Kraken Accused by SEC of Operating Unregistered Platform, Improperly Mixing Customer Funds

Crypto exchange Kraken commingled customer and corporate funds while operating as an unregistered broker, clearing agency and dealer, the U.S. Securities and Exchange Commission (SEC) alleged in a new lawsuit Monday.

The federal regulator claimed that the San Francisco-based company violated federal securities laws in a repeat of its suits against other crypto trading platforms.

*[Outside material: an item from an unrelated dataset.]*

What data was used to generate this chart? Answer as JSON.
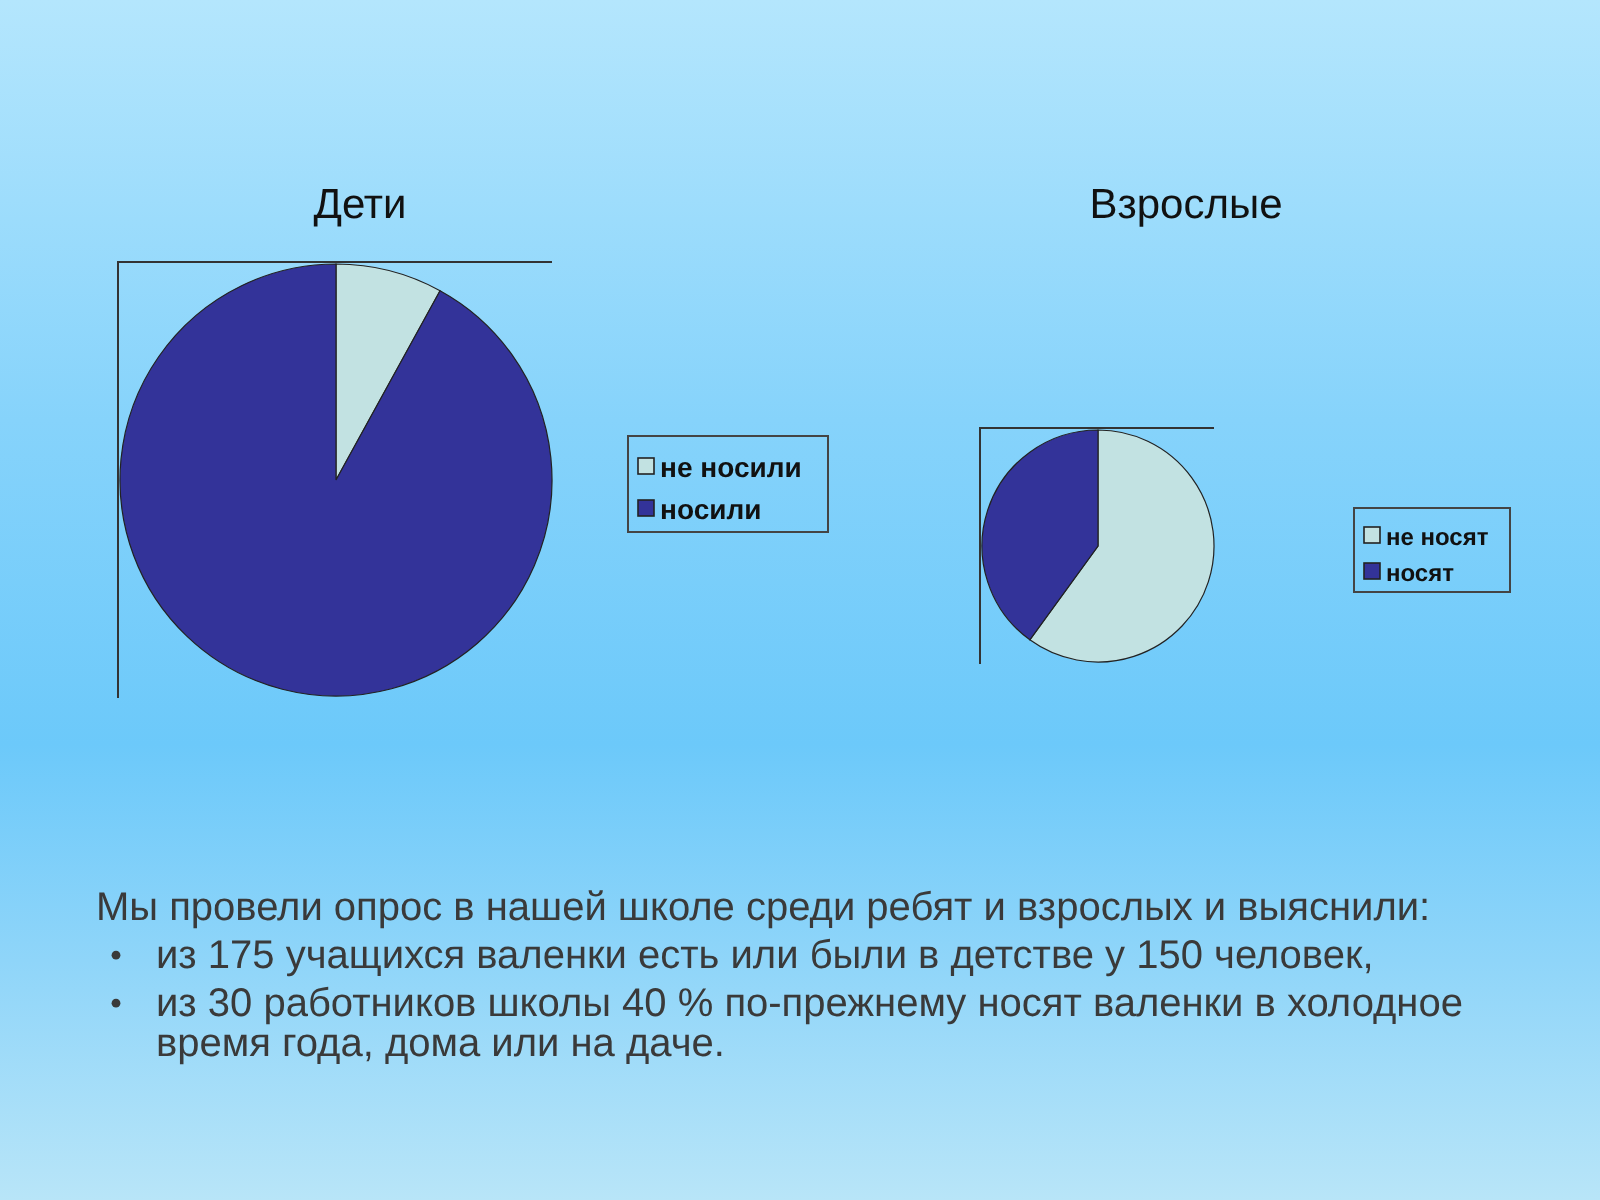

Unique to Monday's lawsuit are claims that Kraken created a "significant risk" by commingling up to $33 billion in customer crypto with its own corporate assets, the regulator said, quoting Kraken's independent auditor.

"Similarly, Kraken has held at times more than $5 billion worth of its customers’ cash, and it also commingles some of its customers’ cash with some of its own," the suit said. "In fact, Kraken has at times paid operational expenses directly from bank accounts that hold customer cash."

The SEC claims that Kraken simultaneously operates an unregistered broker, clearinghouse and exchange echoes its complaints against Binance and Coinbase, two exchanges the agency sued earlier this year.

Those suits are continuing. The SEC previously settled similar allegations against Bittrex's now-shuttered U.S. wing.

The federal regulator, as it has with those previous suits, listed a number of tokens it deemed to be unregistered securities, including the Algorand token (ALGO), Polygon's MATIC and NEAR.